TOWARD FUNCTIONAL DE NOVO PROTEINS: SEARCHING FOR KEMP ELIMINATION CATALYSIS AND EMBELIN BINDING IN DESIGNED COMBINATORIAL LIBRARIES

Abstract

Designing proteins with novel functions is the ultimate test of scientific understanding of the physical principles underlying protein structure and function, and de novo proteins with novel biochemical functions have important potential applications in medicine and industry. The Hecht Lab uses computational and combinatorial methods to design libraries of de novo proteins biased toward stable four-helix bundle structures. The present work investigates whether proteins designed by the Hecht Lab can catalyze chemical reactions and bind small molecules.

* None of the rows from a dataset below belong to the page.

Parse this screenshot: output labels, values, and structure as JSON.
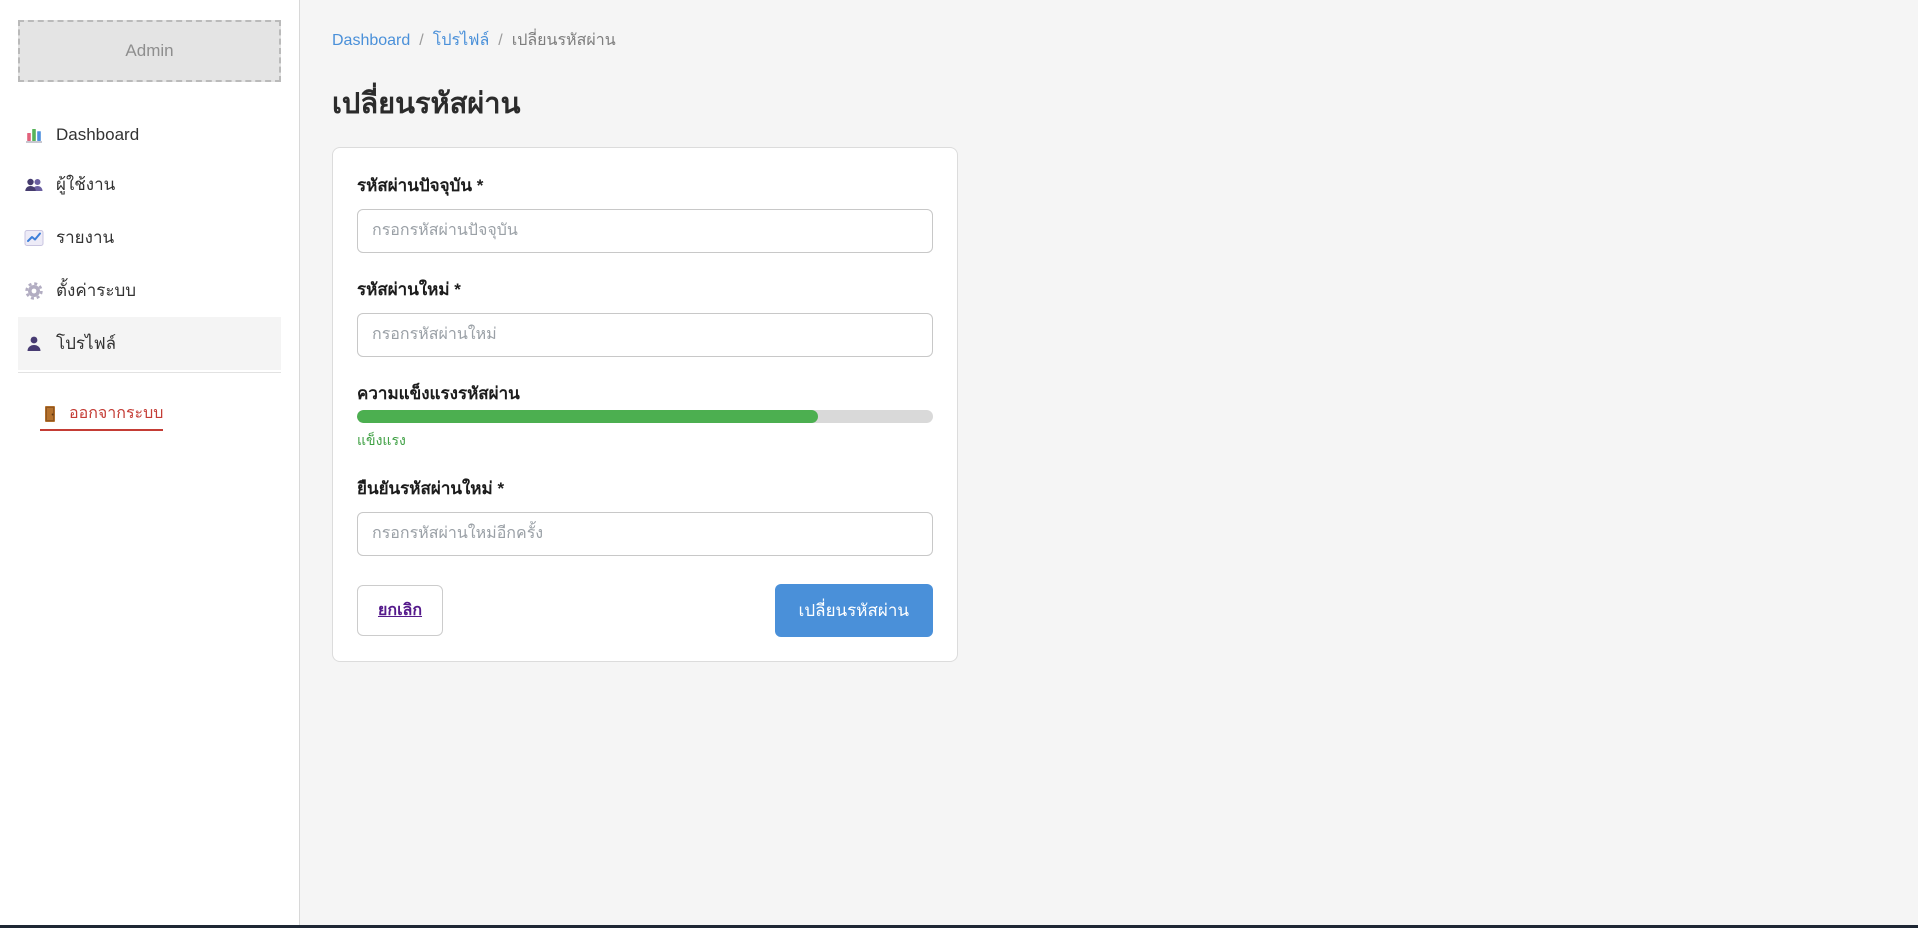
{
  "app": {
    "logo_text": "Admin"
  },
  "sidebar": {
    "items": [
      {
        "label": "Dashboard",
        "icon": "bar-chart-icon",
        "active": false
      },
      {
        "label": "ผู้ใช้งาน",
        "icon": "users-icon",
        "active": false
      },
      {
        "label": "รายงาน",
        "icon": "line-chart-icon",
        "active": false
      },
      {
        "label": "ตั้งค่าระบบ",
        "icon": "gear-icon",
        "active": false
      },
      {
        "label": "โปรไฟล์",
        "icon": "person-icon",
        "active": true
      }
    ],
    "logout": {
      "label": "ออกจากระบบ",
      "icon": "door-icon"
    }
  },
  "breadcrumb": {
    "separator": "/",
    "items": [
      {
        "label": "Dashboard",
        "link": true
      },
      {
        "label": "โปรไฟล์",
        "link": true
      },
      {
        "label": "เปลี่ยนรหัสผ่าน",
        "link": false
      }
    ]
  },
  "page": {
    "title": "เปลี่ยนรหัสผ่าน"
  },
  "form": {
    "current_password": {
      "label": "รหัสผ่านปัจจุบัน *",
      "placeholder": "กรอกรหัสผ่านปัจจุบัน",
      "value": ""
    },
    "new_password": {
      "label": "รหัสผ่านใหม่ *",
      "placeholder": "กรอกรหัสผ่านใหม่",
      "value": ""
    },
    "strength": {
      "label": "ความแข็งแรงรหัสผ่าน",
      "percent": 80,
      "status": "แข็งแรง",
      "bar_color": "#4caf50"
    },
    "confirm_password": {
      "label": "ยืนยันรหัสผ่านใหม่ *",
      "placeholder": "กรอกรหัสผ่านใหม่อีกครั้ง",
      "value": ""
    },
    "cancel_label": "ยกเลิก",
    "submit_label": "เปลี่ยนรหัสผ่าน"
  },
  "colors": {
    "accent_blue": "#4a90d9",
    "strength_green": "#4caf50",
    "logout_red": "#c43c35",
    "cancel_purple": "#551a8b",
    "main_background": "#f5f5f5"
  }
}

In particular, de novo proteins are assayed for catalysis of the Kemp elimination, a well-studied model system for enzyme design, and for binding of embelin, a natural product that inhibits XIAP. In a screen of 1208 library proteins in lysate, 71 proteins showing a Kemp elimination reaction rate above background were identified. However, the high Kemp elimination reaction rate in empty vector lysate, the intended negative control, precluded meaningful analysis of test results in lysate. S824, a de novo protein with a previously determined structure, was found to exhibit Kemp elimination activity in lysate but not in pure form; similarly negative results were found for other library proteins. However, a purified protein from the 7X mutant sub-library was found to exhibit catalytic activity in the Kemp elimination. Several proteins from the R4HB library were found to increase the solubility of embelin, with binding constant determination ongoing. Overall, these results suggest that a combination of combinatorial and computation methods may enable catalysis and small molecule binding; however, the design of functional de novo proteins remains a complex challenge.